O vice-presidente da Fiocruz aponta que seria necessário um maior aprofundamento dos debates, embora acredite ser importante a revisão da política. “Não há necessidade de fazer de forma tão acelerada assim a mudança da política”, considera. “Os prós e contras precisavam ter sido mais debatidos, ainda mais considerando o cenário político do país”.

Uma outra mudança prevista nas novas diretrizes diz respeito à carga horária de profissionais. Agora, a política permite que as prefeituras contratem até três profissionais de uma mesma categoria para cumprir as 40 horas semanais que anteriormente eram cumpridas por apenas um agente.

Enquanto, para gestores, isso pode significar uma maior flexibilidade para a contratação de mão-de-obra, entidades como o Conselho Nacional de Saúde alertam para a possível precarização do trabalho dos agentes de saúde.

A aprovação de gestores

Já gestores e prefeituras acreditam que a mudança têm pontos positivos.

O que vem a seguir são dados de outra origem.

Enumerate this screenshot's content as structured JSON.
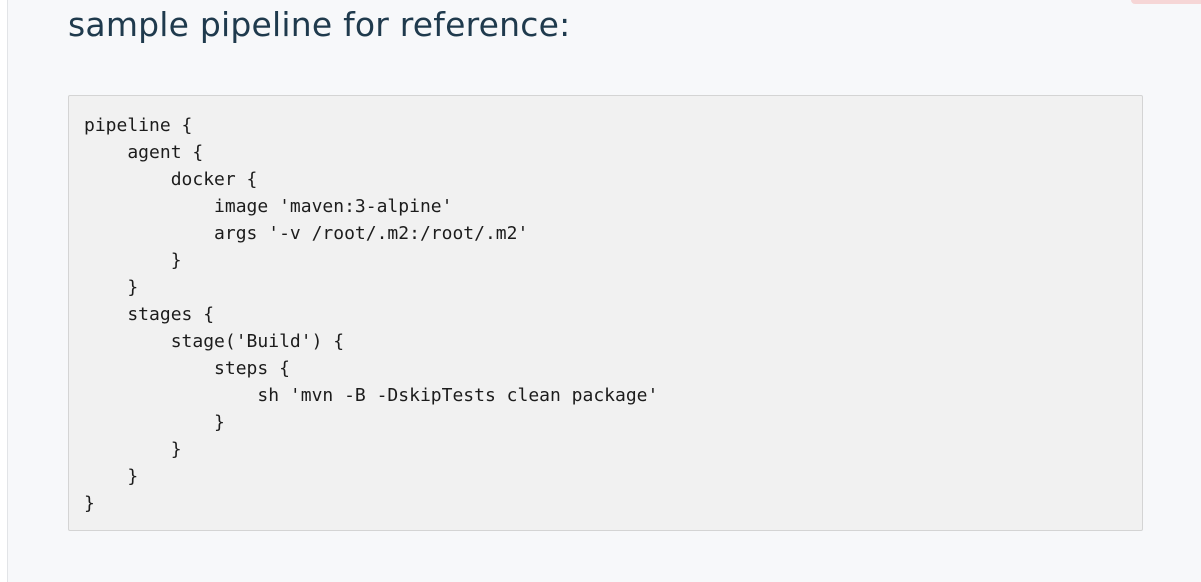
{
  "heading": "sample pipeline for reference:",
  "code_block": {
    "lines": [
      "pipeline {",
      "    agent {",
      "        docker {",
      "            image 'maven:3-alpine'",
      "            args '-v /root/.m2:/root/.m2'",
      "        }",
      "    }",
      "    stages {",
      "        stage('Build') {",
      "            steps {",
      "                sh 'mvn -B -DskipTests clean package'",
      "            }",
      "        }",
      "    }",
      "}"
    ]
  }
}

Andreia Passamani, presidente do Conasems (Conselho Nacional de Secretárias Municipais), diz que a saúde dos municípios tende a lucrar com a junção das duas equipes.

Ela considera que a mudança na política não determina que, de fato, todas as as mudanças sejam colocadas em prática. “A diferença é que haverá mais autonomia em como as equipes vão ser geridas”., considera.

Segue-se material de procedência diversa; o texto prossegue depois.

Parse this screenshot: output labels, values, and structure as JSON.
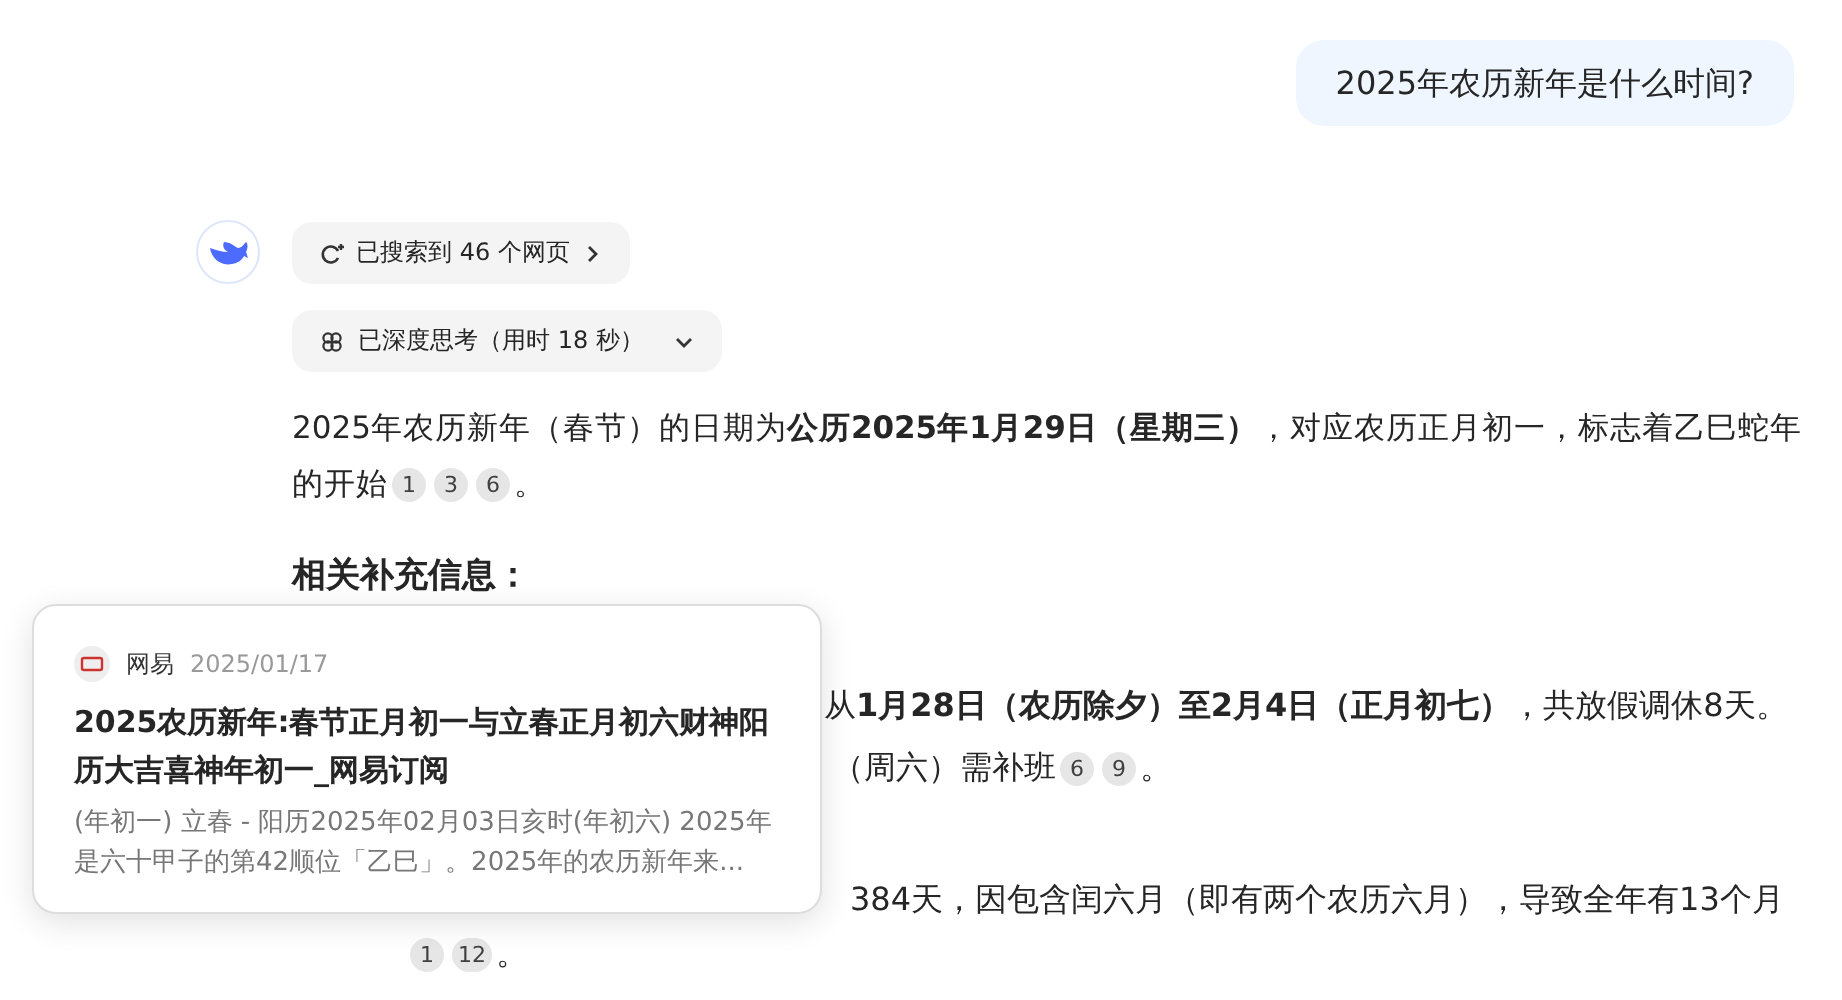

O nó com o programa Estratégia Saúde da Família

Um outro ponto das mudanças debatido nos últimos meses é o temor de que a política possa desmantelar o programa de visitas familias de acompanhamento de doenças crônicas e outras enfermidades. “Desde a constituição de 1988, um dos principais ganhos do SUS foi a retirada da centralidade do hospital do atendimento e a organização em equipes”, diz Ronald Ferreira dos Santos, presidente do Conselho Nacional de Saúde.

Um dos programas centrais do SUS, por exemplo, é o Estratégia de Saúde da Família, programa introduzido em 1994. As equipes contam com médicos de atenção primária, enfermeiras e agentes de saúde. O programa pode incluir também profissionais de saúde bucal as equipes fornecem cuidados abrangentes, como a saúde infantil, prevenção de doenças crônicas, visitas domiciliares e encaminhamentos.

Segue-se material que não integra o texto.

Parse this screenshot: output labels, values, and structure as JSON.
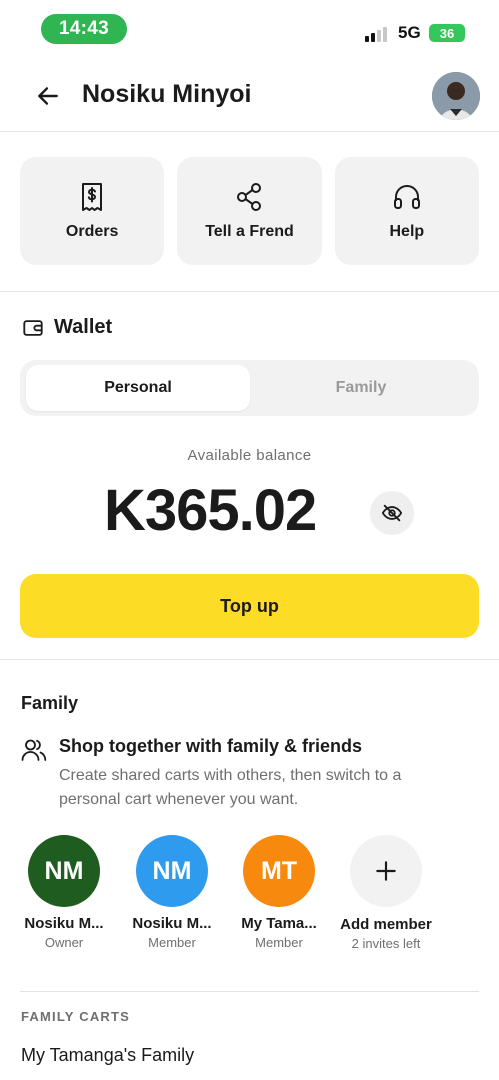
{
  "status_bar": {
    "time": "14:43",
    "network": "5G",
    "battery": "36"
  },
  "header": {
    "title": "Nosiku Minyoi",
    "back_icon": "arrow-left-icon"
  },
  "quick_actions": [
    {
      "label": "Orders",
      "icon": "receipt-icon"
    },
    {
      "label": "Tell a Frend",
      "icon": "share-icon"
    },
    {
      "label": "Help",
      "icon": "headphones-icon"
    }
  ],
  "wallet": {
    "title": "Wallet",
    "tabs": [
      {
        "label": "Personal",
        "active": true
      },
      {
        "label": "Family",
        "active": false
      }
    ],
    "balance_label": "Available balance",
    "balance": "K365.02",
    "top_up_label": "Top up"
  },
  "family": {
    "title": "Family",
    "promo_title": "Shop together with family & friends",
    "promo_desc": "Create shared carts with others, then switch to a personal cart whenever you want.",
    "members": [
      {
        "initials": "NM",
        "name": "Nosiku M...",
        "role": "Owner",
        "color": "#1f5c1f"
      },
      {
        "initials": "NM",
        "name": "Nosiku M...",
        "role": "Member",
        "color": "#2f9bef"
      },
      {
        "initials": "MT",
        "name": "My Tama...",
        "role": "Member",
        "color": "#f7890f"
      }
    ],
    "add_member": {
      "label": "Add member",
      "sub": "2 invites left"
    }
  },
  "family_carts": {
    "label": "FAMILY CARTS",
    "items": [
      "My Tamanga's Family"
    ]
  },
  "colors": {
    "accent_yellow": "#fcdc24",
    "status_green": "#2fb552"
  }
}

O programa é referência internacional e conseguiu avanços importantes no controle de doenças crônicas no País. Estudo publicado em janeiro desse ano na revista científica “Health Affairs”, por exemplo, mostrou que a Estratégia Saúde da Família teve impacto importante na redução da mortalidade em 1622 municípios brasileiros entre 2000 e 2012. O estudo também mostrava que, caso a cobertura do Estratégia Saúde da Família chegasse a 100% no Brasil, 6.400 mortes por ano poderiam ser evitadas.

Na publicação do Diário Oficial desta sexta, o Ministério da Saúde frisa que o “Estratégia Saúde da Família” é prioridade do governo. Nota emitida por entidades de saúde diz que, na prática, sem perspectiva de aumento de recursos, o que pode acontecer é um desvio do financiamento destinado às ESF.

“Em um contexto de retração do financiamento e sem perspectivas de recursos adicionais, é muito plausível estimar que o financiamento destas novas configurações de atenção básica será desviado da Estratégia Saúde da Família”, diz o texto, assinado pela Abrasco (Associação Brasileira de Saúde Coletiva), Cebes (Centro Brasileiro de Estudos de Saúde) e ENSP/Fiocruz (Escola Nacional de Saúde Pública Sérgio Arouca).

Recursos para o SUS

O Ministério da Saúde diz que em julho a pasta liberou R$ 2 bilhões para o custeio de 12.138 novos agentes comunitários de saúde, 3.103 novas equipes de Saúde da Família e 2.299 novas equipes de saúde Bucal — além de 882 novos Núcleos de Apoio à Saúde da Família. Também foram 113 novas equipes de Saúde Prisional e 34 novos consultórios na rua.

Segundo nota das entidades, entretanto, o valor médio nacional de gasto com atenção básica é de R$24,00 per capita — valor considerado “irrisório e defasado frente aos custos de manutenção e desenvolvimento dos serviços necessários para responder às necessidades de saúde da população.”